Contact +:

 

Department of Statistics and Data Science
National University of Singapore
21 Lower Kent Ridge Road             
Singapore 117546
*:zhigang.yao@nus.edu.sg  

Center of Mathematical Sciences and Applications
Harvard University
20 Garden Street              
Cambridge MA 02138
*:zhigang.yao@cmsa.fas.harvard.edu                         



 

Few words about me:


Zhigang Yao
is an Associate Professor in the Department of Statistics and Data Science at the National University of Singapore (NUS). He also holds a courtesy joint appointment with the Department of Mathematics at NUS. He is a Faculty Affiliate of the Institute of Data Science (IDS) at NUS. He received his Ph.D. in Statistics from University of Pittsburgh in 2011. His thesis advisors are Bill Eddy at Carnegie Mellon and Leon Gleser at University of Pittsburgh. He has been an Assistant Professor at NUS from 2014-2020. Before joining NUS, he has been working with Victor Panaretos as a post-doc researcher at the Swiss Federal Institute of Technology (EPFL) from 2011-2014.

 

From 2022, he has been a member of the Center of Mathematical Sciences and Applications (CMSA) at Harvard University.  At Harvard, he collaborates with Shing-Tung Yau on manifold fitting and researches the interface between statistics and geometry. He proactively promotes emerging research directions at the intersection of statistics and geometry on an international scale. Notably, he initiated the first Harvard Conference on Geometry and Statistics in 2023. He also co-organized two Interaction of Statistics and Geometry (ISAG) conferences in Singapore, hosted by the Institute of Mathematical Sciences (IMS). Additionally, he initiated two symposiums in China at the Beijing Institute of Mathematical Sciences and Applications (BIMSA) and the Shanghai Institute for Mathematics and Interdisciplinary Sciences (SIMIS), scheduled for 2023-2025.

 

 

Few words about my work:

My primary research focuses on statistical inference for complex data, with an emphasis on the interaction between statistics and geometry.

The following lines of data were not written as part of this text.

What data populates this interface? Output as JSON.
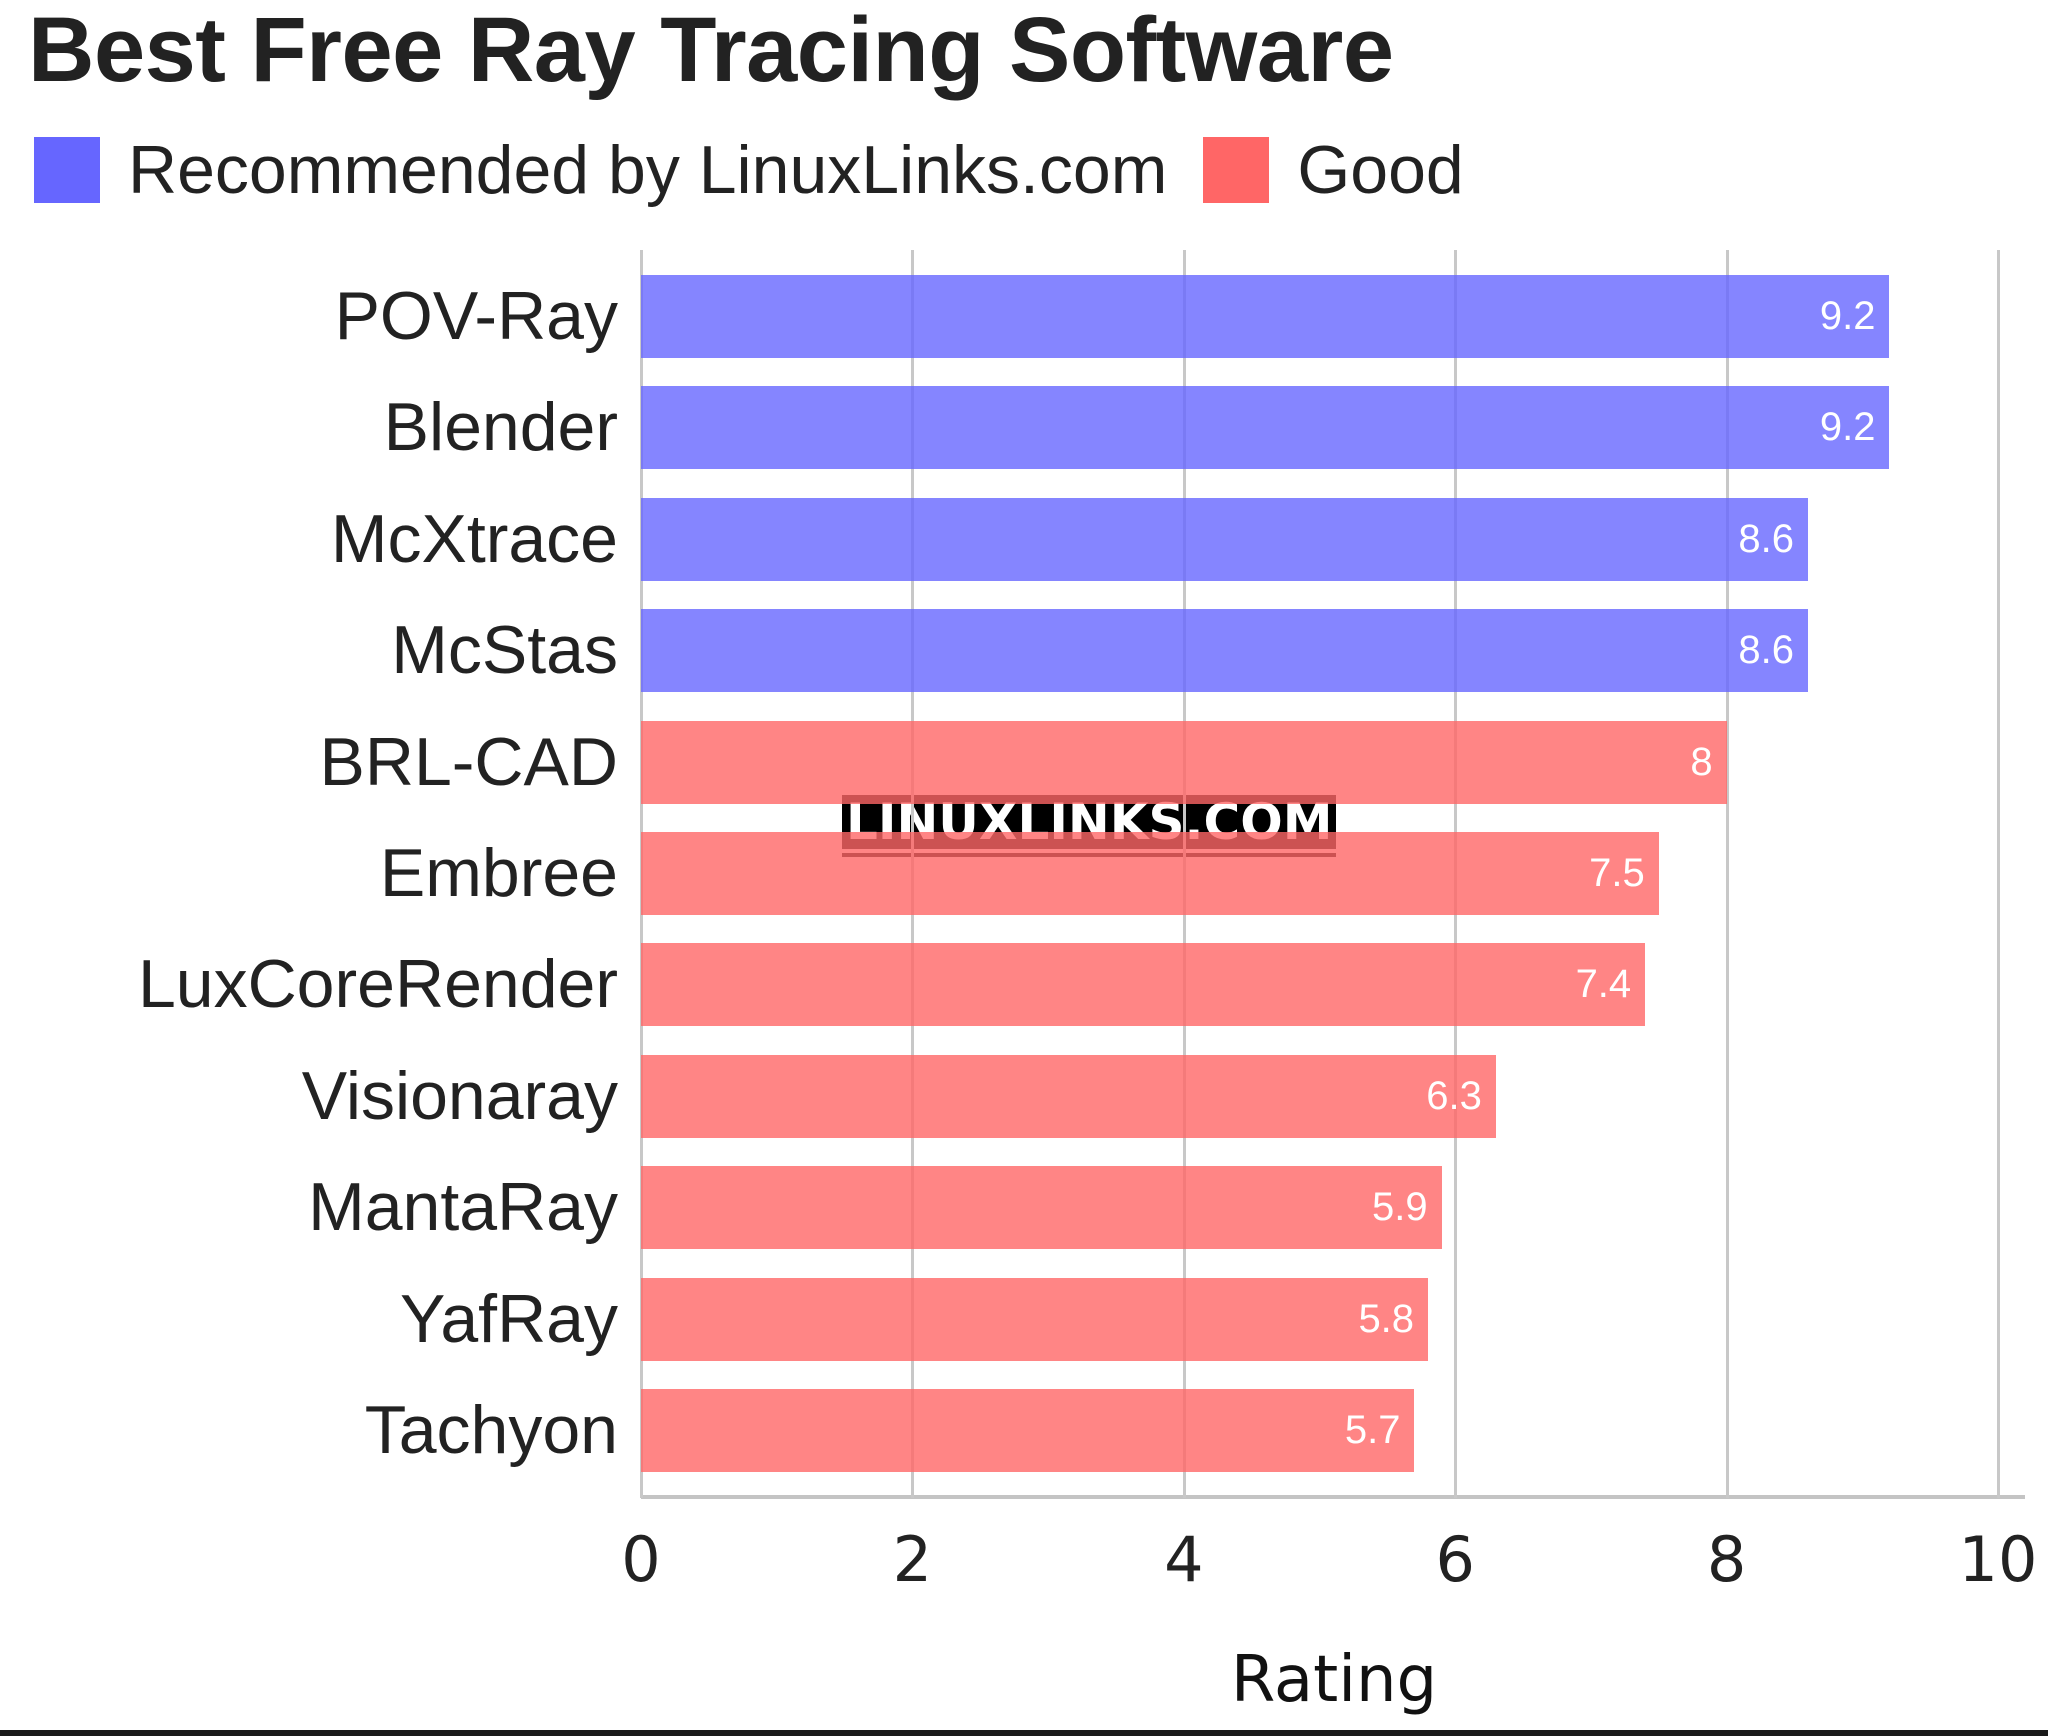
{
  "chart_data": {
    "type": "bar",
    "orientation": "horizontal",
    "title": "Best Free Ray Tracing Software",
    "xlabel": "Rating",
    "ylabel": "",
    "xlim": [
      0,
      10
    ],
    "xticks": [
      0,
      2,
      4,
      6,
      8,
      10
    ],
    "grid": true,
    "legend_position": "top-left",
    "legend": [
      {
        "name": "Recommended by LinuxLinks.com",
        "color": "#6666ff"
      },
      {
        "name": "Good",
        "color": "#ff6666"
      }
    ],
    "categories": [
      "POV-Ray",
      "Blender",
      "McXtrace",
      "McStas",
      "BRL-CAD",
      "Embree",
      "LuxCoreRender",
      "Visionaray",
      "MantaRay",
      "YafRay",
      "Tachyon"
    ],
    "values": [
      9.2,
      9.2,
      8.6,
      8.6,
      8,
      7.5,
      7.4,
      6.3,
      5.9,
      5.8,
      5.7
    ],
    "series_membership": [
      "Recommended by LinuxLinks.com",
      "Recommended by LinuxLinks.com",
      "Recommended by LinuxLinks.com",
      "Recommended by LinuxLinks.com",
      "Good",
      "Good",
      "Good",
      "Good",
      "Good",
      "Good",
      "Good"
    ],
    "value_labels": [
      "9.2",
      "9.2",
      "8.6",
      "8.6",
      "8",
      "7.5",
      "7.4",
      "6.3",
      "5.9",
      "5.8",
      "5.7"
    ],
    "annotations": [
      "LINUXLINKS.COM"
    ]
  },
  "header": {
    "title": "Best Free Ray Tracing Software"
  },
  "legend": {
    "items": [
      {
        "label": "Recommended by LinuxLinks.com",
        "color": "#6666ff"
      },
      {
        "label": "Good",
        "color": "#ff6666"
      }
    ]
  },
  "axis": {
    "x_ticks": [
      "0",
      "2",
      "4",
      "6",
      "8",
      "10"
    ],
    "x_label": "Rating"
  },
  "bars": [
    {
      "label": "POV-Ray",
      "value": 9.2,
      "value_text": "9.2",
      "color": "#6666ff"
    },
    {
      "label": "Blender",
      "value": 9.2,
      "value_text": "9.2",
      "color": "#6666ff"
    },
    {
      "label": "McXtrace",
      "value": 8.6,
      "value_text": "8.6",
      "color": "#6666ff"
    },
    {
      "label": "McStas",
      "value": 8.6,
      "value_text": "8.6",
      "color": "#6666ff"
    },
    {
      "label": "BRL-CAD",
      "value": 8,
      "value_text": "8",
      "color": "#ff6666"
    },
    {
      "label": "Embree",
      "value": 7.5,
      "value_text": "7.5",
      "color": "#ff6666"
    },
    {
      "label": "LuxCoreRender",
      "value": 7.4,
      "value_text": "7.4",
      "color": "#ff6666"
    },
    {
      "label": "Visionaray",
      "value": 6.3,
      "value_text": "6.3",
      "color": "#ff6666"
    },
    {
      "label": "MantaRay",
      "value": 5.9,
      "value_text": "5.9",
      "color": "#ff6666"
    },
    {
      "label": "YafRay",
      "value": 5.8,
      "value_text": "5.8",
      "color": "#ff6666"
    },
    {
      "label": "Tachyon",
      "value": 5.7,
      "value_text": "5.7",
      "color": "#ff6666"
    }
  ],
  "watermark": {
    "text": "LINUXLINKS.COM"
  }
}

Linearity has long been regarded as a fundamental cornerstone in the development of statistical methodology. For decades, significant progress in statistics has focused on linearizing data and refining the methods we use to analyze it. In recent times, however, we have increasingly encountered various types of high-throughput data with high-dimensional characteristics. While each data point is often represented as a long vector or a large matrix, in principle, they can all be viewed as points lying on or near an intrinsic manifold.

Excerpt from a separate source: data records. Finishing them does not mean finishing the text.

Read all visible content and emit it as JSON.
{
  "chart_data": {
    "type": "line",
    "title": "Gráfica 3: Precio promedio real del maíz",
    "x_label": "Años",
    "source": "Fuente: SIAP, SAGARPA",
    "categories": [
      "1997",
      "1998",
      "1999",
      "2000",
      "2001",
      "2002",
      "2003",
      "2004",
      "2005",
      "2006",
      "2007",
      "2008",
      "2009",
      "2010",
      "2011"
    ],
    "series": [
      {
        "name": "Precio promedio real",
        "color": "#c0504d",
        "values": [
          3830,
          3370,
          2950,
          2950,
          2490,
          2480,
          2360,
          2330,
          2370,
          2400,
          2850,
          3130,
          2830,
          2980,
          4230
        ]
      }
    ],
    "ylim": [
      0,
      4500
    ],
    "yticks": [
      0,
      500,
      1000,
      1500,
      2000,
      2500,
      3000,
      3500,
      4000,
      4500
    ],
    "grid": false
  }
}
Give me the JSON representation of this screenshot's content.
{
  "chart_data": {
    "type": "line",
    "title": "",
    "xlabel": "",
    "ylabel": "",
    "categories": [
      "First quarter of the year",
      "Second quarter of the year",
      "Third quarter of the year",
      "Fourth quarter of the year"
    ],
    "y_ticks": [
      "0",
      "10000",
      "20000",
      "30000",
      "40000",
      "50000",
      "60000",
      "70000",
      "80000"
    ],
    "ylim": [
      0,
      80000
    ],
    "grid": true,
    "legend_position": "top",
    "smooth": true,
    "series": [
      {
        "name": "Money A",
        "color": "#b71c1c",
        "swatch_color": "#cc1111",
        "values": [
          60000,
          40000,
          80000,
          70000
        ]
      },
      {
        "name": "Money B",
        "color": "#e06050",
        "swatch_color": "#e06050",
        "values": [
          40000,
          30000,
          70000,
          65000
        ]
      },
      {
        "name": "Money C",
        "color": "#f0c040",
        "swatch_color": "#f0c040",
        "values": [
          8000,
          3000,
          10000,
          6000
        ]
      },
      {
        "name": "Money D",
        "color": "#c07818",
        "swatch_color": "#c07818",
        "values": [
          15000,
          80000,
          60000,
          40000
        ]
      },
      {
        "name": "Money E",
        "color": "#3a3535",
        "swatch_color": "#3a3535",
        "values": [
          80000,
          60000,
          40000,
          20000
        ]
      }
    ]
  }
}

Uncovering the underlying structure — a lower-dimensional manifold — beneath high-dimensional data is a key area of interest for me. I coin the term manifold fitting to describe this process, although the term manifold learning is commonly used in a different context. My work can be summarized as both advancing the theoretical and methodological development and applying these techniques to determine the lower-dimensional structure within complex data. This research spans two main areas: 1) Learning structure from data using both Euclidean and non-Euclidean methods, and 2) Applying the developed methods to real-world data science problems.

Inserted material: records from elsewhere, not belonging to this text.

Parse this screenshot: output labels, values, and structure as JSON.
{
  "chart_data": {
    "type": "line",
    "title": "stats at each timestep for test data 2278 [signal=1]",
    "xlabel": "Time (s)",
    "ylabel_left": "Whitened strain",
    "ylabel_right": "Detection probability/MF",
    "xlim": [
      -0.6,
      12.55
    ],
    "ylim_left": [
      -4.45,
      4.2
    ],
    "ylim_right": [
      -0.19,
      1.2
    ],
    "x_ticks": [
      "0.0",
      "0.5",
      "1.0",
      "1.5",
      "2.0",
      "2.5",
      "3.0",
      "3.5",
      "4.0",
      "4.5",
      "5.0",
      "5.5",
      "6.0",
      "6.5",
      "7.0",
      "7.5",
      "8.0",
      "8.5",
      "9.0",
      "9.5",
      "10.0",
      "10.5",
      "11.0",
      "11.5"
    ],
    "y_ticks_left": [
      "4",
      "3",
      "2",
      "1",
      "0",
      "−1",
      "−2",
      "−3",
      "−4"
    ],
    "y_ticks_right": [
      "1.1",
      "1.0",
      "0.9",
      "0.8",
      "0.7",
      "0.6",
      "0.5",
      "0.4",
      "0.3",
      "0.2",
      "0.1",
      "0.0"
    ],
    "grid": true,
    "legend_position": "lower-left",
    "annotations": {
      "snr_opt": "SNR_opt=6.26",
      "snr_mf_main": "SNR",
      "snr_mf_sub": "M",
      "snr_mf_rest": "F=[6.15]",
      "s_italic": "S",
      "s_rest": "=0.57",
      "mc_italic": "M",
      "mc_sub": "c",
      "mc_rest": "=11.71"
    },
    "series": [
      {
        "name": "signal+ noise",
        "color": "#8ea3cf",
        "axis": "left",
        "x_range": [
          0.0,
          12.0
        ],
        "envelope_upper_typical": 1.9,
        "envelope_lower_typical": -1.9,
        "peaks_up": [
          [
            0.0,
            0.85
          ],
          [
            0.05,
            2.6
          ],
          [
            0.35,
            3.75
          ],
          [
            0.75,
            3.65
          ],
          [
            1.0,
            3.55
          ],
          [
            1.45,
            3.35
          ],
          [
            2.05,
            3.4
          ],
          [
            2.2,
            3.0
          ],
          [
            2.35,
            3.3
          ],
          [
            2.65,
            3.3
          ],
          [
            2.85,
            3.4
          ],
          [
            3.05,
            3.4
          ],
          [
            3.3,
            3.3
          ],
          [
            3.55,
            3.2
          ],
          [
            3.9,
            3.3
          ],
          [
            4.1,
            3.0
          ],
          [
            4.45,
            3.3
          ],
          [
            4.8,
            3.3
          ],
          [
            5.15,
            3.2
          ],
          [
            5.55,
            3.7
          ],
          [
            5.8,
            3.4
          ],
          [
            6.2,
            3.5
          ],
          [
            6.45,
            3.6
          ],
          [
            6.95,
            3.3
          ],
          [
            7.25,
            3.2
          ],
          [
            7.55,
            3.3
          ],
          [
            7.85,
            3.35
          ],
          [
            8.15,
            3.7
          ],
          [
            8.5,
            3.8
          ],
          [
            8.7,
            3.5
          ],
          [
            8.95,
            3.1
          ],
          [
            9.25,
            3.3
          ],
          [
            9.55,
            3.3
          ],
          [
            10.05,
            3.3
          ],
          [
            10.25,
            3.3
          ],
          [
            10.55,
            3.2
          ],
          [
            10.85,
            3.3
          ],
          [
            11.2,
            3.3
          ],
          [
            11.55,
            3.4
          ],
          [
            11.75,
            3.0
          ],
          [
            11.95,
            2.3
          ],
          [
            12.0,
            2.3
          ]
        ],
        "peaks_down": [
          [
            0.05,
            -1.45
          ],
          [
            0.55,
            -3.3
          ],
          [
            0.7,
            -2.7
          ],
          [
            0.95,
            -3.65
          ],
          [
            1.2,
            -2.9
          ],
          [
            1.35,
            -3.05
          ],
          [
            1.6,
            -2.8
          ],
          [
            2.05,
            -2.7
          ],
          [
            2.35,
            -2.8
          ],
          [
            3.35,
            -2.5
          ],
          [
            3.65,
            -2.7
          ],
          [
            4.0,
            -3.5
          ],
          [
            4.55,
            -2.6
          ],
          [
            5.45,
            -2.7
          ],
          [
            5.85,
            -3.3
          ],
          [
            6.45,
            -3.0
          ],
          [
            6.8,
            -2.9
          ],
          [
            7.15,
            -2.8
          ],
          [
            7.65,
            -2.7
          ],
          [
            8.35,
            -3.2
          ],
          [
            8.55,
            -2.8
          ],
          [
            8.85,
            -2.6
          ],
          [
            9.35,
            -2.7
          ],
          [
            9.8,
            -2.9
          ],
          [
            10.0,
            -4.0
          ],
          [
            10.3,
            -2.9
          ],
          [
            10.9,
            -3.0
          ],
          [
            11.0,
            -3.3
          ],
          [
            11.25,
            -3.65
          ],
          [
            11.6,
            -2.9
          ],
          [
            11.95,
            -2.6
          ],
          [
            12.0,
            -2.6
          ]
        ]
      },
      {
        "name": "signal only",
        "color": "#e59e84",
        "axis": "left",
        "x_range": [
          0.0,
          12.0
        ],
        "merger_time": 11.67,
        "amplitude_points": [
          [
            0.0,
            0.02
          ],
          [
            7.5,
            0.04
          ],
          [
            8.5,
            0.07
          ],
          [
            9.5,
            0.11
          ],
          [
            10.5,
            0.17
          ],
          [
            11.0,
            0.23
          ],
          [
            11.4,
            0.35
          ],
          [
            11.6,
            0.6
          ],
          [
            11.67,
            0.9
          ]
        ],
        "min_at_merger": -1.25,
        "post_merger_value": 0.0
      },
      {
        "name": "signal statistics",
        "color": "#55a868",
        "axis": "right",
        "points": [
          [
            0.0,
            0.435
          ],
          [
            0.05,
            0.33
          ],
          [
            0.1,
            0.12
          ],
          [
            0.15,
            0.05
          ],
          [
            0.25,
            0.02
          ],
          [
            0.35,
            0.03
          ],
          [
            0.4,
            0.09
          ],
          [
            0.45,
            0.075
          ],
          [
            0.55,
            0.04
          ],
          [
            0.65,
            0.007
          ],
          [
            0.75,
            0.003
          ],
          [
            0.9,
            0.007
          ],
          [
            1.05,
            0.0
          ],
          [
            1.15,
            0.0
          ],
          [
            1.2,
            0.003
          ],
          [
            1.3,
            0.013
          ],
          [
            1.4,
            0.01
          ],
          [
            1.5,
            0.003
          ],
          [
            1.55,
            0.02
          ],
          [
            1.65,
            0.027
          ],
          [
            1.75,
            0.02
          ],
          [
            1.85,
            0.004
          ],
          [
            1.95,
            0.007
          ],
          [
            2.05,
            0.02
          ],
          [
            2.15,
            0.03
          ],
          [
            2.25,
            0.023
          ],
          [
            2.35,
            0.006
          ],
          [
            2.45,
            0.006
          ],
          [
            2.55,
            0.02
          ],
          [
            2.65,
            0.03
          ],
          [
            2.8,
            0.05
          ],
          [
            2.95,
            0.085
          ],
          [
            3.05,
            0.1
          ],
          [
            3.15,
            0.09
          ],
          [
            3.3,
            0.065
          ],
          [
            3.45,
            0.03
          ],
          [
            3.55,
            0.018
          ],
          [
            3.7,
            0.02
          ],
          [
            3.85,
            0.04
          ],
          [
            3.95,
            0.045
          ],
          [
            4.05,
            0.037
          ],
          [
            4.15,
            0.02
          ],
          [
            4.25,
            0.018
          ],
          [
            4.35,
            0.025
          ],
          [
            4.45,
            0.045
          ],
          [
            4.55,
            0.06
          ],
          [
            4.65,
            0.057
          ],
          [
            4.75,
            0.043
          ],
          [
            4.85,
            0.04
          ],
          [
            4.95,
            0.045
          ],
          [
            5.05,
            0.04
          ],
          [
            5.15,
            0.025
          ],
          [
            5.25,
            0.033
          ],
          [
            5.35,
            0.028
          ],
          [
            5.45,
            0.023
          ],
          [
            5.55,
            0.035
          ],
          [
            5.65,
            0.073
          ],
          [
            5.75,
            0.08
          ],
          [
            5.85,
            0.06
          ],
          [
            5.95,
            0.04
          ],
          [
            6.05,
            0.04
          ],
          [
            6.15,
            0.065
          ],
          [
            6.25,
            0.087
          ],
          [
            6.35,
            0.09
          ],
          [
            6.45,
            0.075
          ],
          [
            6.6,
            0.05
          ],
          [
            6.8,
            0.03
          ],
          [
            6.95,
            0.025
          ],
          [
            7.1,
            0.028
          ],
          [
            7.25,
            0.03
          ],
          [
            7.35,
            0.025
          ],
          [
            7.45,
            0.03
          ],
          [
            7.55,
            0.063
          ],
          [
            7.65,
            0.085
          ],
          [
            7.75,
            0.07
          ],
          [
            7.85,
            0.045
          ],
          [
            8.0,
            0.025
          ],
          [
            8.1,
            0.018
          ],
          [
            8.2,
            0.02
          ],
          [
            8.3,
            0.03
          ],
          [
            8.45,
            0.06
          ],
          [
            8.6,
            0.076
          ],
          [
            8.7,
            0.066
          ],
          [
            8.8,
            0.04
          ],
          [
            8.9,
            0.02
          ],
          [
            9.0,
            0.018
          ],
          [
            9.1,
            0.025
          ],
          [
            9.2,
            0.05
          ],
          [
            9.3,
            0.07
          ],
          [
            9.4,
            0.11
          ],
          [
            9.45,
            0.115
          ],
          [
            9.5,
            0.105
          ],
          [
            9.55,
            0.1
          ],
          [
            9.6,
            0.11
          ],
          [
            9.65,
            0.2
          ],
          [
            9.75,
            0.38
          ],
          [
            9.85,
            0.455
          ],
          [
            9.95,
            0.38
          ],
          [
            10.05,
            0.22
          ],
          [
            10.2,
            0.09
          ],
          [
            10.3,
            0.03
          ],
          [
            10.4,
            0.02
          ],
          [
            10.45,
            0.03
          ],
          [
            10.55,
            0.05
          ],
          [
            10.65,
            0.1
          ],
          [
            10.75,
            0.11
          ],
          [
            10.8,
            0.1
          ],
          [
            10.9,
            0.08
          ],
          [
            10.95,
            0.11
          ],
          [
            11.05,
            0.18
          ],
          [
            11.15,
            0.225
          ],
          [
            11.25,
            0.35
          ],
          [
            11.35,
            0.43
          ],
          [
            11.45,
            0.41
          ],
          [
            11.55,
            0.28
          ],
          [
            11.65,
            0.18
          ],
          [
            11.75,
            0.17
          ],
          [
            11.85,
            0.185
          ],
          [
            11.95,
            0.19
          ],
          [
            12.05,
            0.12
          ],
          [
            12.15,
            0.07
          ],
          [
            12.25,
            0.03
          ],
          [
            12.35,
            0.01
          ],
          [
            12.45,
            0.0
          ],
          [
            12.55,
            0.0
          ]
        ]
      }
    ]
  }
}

At a high level, my Euclidean work in the first category focuses on classification in high-dimensional data, where the useful signal is rare and weak — a challenging area in classical statistical research. When the data space becomes non-linear (i.e., curved), my non-Euclidean work involves making statistical inferences by estimating a lower-dimensional manifold or sub-manifold from the data, with bounds on the actual underlying manifold. If this problem can be partially solved, we can use the estimated structure (sub-manifolds) for further inference tasks, such as classification or clustering. My earlier work, such as identifying the principal variation (principal flows or principal boundaries) of data lying on manifolds, is closely connected to this approach. In both scenarios, conventional methods typically fail.

 

My work in the second category involves extensive research into inverse problems in brain imaging (e.g., Magnetoencephalography, or MEG) and tomographic reconstruction (e.g., electron microscopy). In MEG, the challenge is to localize the electrical sources in the brain using the extremely weak magnetic signals detected outside the head. In tomography, the problem is to reconstruct the complete 3D shape of a particle from its partial 2D projections recorded on film. In both cases, the useful signal is rare and weak in the high-dimensional setting, and as a result, there is currently no unique solution to these problems.